I choose to remain vulnerable because getting offended is a dangerous place to be in. It hardens the heart. Proverbs 18:19 says, “A brother offended is more unyielding than a strong city.”

Today was the wedding of two people we befriended when we moved to cluj. They liked us very much, and we liked them. They are introverts. Their conversations reveal themselves slowly and richly. We resonate with them without fanfare. 

But At some point it seems it was too much, too much all at once, but we went with the flow. Not being wise about taking time to reflect, to recharge, to reassess where we are. The discrepancy was due to our different place in life, having been married for 7 years, our priorities, boundaries, life expectations were different than a large group of young unmarried people. 

We pace ourselves now. 

There needs to be space, and an ebb and flow in all relationships. 

I realize I am hurt and not yet healed, by how a delicate situation was handled. Boundaries were crossed that first summer, through unwelcome flirtatious attitudes towards my husband, out of the blue and all of a sudden at a Christian conference where I was a translator; quite unfamiliar to me, in our seven years of marriage. There were a few young women who were going through some relationship drama, and my husband being such a good listener, found himself out in the open chatting more with them. 

I am of the strong opinion now that no woman should purposely seek validation and appreciation from a married man. 

The community raised some red flags as an afterthought to a camp. But I was left to fend for myself, and my marriage. No authority to turn to. No leadership. 

My attempt to discuss the situation with my friend, the sister of one of the girls who would not back off, backfired. Today I wondered if I overestimated her maturity or ability to be neutral.

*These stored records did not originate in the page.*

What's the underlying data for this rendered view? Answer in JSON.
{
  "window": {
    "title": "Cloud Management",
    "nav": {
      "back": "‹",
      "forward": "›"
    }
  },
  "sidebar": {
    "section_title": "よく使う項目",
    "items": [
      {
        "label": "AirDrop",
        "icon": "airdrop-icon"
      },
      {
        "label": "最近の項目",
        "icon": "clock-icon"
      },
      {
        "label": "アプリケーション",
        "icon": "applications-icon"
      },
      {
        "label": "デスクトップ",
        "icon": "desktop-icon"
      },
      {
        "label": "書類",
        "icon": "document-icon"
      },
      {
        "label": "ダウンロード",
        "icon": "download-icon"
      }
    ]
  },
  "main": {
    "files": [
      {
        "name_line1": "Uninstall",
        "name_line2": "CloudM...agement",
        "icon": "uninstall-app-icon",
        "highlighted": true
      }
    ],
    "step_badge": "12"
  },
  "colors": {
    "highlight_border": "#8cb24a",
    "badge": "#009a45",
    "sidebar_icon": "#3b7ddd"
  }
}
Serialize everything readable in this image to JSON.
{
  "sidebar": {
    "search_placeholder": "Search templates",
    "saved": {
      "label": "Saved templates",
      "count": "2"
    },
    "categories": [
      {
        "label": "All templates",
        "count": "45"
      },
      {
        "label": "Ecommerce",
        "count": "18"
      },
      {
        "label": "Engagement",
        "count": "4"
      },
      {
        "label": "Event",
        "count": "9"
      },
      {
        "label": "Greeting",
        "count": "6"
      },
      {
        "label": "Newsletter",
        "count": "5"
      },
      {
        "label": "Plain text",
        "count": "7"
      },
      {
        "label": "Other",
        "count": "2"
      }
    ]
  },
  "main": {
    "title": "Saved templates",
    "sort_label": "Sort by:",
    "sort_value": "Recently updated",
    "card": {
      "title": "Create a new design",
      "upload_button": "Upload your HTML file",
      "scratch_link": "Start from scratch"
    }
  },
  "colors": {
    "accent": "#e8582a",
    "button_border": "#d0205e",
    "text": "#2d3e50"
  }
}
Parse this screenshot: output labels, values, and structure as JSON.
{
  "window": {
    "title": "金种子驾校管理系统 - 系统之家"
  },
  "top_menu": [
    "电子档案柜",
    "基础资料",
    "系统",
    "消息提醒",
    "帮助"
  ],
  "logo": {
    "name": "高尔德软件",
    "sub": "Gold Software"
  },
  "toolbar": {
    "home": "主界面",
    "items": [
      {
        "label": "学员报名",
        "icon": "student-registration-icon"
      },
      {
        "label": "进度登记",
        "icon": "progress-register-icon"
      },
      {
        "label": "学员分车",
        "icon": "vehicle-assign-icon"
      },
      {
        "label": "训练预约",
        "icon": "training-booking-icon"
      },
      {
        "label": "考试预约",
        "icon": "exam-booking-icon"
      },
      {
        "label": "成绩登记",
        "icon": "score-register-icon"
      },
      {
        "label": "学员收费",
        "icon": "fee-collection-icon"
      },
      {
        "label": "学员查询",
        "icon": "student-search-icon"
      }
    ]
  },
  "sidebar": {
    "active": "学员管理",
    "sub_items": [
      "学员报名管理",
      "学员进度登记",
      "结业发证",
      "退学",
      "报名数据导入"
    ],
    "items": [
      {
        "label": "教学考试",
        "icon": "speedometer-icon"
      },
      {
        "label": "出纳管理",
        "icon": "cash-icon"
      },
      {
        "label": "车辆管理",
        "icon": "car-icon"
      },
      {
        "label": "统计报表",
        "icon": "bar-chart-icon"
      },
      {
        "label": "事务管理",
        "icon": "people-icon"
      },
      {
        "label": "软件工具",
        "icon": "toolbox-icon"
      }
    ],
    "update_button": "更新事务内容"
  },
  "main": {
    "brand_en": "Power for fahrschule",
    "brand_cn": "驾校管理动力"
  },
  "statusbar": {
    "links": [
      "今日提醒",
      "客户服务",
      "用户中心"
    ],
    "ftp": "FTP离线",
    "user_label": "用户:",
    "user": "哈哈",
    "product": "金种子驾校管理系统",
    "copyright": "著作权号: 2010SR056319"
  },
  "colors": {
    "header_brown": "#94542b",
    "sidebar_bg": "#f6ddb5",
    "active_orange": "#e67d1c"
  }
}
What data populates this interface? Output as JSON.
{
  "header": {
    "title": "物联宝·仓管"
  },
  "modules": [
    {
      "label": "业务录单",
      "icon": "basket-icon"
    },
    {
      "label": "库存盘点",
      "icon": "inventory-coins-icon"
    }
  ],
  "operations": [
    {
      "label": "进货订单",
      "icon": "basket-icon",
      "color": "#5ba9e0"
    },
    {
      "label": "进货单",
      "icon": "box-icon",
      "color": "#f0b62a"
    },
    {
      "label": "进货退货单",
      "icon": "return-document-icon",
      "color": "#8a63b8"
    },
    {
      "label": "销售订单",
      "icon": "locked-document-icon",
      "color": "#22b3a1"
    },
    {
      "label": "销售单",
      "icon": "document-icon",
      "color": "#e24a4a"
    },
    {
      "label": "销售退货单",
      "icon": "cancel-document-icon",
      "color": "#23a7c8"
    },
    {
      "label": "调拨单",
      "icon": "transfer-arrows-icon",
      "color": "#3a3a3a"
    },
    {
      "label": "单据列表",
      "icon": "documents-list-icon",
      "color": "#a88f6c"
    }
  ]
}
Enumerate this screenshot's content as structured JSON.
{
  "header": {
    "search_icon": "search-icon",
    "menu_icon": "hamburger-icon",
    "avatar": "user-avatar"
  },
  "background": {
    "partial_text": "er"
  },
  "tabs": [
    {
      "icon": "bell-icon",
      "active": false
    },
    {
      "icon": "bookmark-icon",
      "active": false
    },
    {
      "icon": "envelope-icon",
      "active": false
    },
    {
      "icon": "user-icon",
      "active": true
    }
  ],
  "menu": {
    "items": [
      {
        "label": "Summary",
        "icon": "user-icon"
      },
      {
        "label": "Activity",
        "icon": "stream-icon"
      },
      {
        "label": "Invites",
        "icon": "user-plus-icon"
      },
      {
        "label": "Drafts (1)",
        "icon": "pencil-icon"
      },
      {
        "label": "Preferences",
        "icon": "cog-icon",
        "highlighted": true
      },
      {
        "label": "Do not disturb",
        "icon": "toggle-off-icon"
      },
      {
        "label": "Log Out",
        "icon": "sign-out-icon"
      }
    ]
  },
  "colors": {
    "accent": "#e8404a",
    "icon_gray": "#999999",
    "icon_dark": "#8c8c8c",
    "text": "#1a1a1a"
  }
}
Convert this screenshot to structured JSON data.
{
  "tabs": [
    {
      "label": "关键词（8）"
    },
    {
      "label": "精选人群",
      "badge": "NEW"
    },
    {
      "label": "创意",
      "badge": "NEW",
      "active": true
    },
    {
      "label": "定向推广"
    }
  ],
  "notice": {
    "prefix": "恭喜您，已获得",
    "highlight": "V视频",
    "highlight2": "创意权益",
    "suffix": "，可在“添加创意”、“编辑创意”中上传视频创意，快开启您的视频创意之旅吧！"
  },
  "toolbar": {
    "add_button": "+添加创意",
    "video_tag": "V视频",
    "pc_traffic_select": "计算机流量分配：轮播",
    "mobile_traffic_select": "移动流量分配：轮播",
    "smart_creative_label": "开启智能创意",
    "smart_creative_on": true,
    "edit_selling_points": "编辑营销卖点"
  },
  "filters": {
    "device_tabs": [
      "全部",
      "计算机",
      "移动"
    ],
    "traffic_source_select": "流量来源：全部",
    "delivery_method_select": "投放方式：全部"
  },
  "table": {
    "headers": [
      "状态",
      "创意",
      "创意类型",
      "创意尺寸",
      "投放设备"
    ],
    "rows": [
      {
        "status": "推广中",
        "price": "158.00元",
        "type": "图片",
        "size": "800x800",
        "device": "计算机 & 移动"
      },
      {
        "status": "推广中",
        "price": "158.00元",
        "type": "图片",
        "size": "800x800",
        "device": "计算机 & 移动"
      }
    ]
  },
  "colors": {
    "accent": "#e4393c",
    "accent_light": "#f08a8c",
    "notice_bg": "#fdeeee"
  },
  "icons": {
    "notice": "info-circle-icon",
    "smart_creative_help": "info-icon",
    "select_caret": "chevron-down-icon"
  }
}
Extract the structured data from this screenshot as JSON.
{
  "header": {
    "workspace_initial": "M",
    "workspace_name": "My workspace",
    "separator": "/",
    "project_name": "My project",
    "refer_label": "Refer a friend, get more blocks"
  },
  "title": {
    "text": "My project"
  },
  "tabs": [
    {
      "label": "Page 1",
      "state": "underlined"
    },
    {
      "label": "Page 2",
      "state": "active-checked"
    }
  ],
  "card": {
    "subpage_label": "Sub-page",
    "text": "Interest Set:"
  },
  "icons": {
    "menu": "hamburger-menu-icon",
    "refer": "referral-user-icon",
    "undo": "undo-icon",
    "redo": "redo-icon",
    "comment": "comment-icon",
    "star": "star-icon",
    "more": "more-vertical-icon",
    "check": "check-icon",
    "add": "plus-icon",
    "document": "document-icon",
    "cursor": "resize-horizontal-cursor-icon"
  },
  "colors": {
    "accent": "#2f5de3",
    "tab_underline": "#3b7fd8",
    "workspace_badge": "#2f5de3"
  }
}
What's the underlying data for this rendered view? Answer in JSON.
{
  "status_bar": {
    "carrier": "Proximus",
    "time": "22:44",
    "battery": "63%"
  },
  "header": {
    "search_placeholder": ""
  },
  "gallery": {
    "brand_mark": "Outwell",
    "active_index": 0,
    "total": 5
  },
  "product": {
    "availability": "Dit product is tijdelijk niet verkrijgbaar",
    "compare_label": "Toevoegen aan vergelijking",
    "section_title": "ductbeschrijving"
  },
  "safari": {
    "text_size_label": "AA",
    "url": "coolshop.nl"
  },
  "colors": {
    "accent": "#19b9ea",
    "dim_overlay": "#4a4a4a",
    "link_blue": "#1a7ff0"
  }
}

Naturally her loyalty was to her sister. I tried to heal, to forgive and forget but this young woman’s attention and attempts to ingratiate herself with my husband, made me sick to my stomach. It made me boil with anger. I remember the day we left for good. We sat in a circle outside church catching up with our friends and she jumped in my husband’s arms hugging him. He was visibly uncomfortable because we talked about it and tried to be invisible, quiet, discreet. We left. 

Today our friends got married. And they were beautiful in their celebration. But we weren’t invited. The very bold sister is already married. Probably has no clue about how uncomfortable her attitude has made me a few years ago. 

We promised ourselves that if we see something similar to what happened to us, we don’t put the burden on the slighted person. But we confront the offender with kindness on the spot. “Hey, I noticed… it doesn’t seem right.” Do it with kindness and early, to make room for introspection, self reflection, maybe repentance and course correction.

We are excluded from my old group of friends. But blessed-are-the-unoffendabe. In one instance I let bitterness erode my heart, when another friend was never available. For years she would cancel last minute or was never there. My love language is deep rich conversations. Her love language is acts of service. I feel valued when people keep their word and show up on time; she feels valued when people call to check in. We rarely met half way. Alas, I feel completely disconnected

from many of the friends from my old church, whom I served with and loved. We are in a different stage in life. With kids. And we love our thriving community. But being so close physically and yet feel so far… that really hurts. And I pray for wisdom, for love, for a humble heart. Always. 

I strongly feel we are where we needed to be for our kids, for our spiritual encouragement and growth, and free to serve in many contexts, in adoption, young mothers, with other young couples with kids our kids’ age, who pursue God and love their neighbors with serving hearts and busy hands.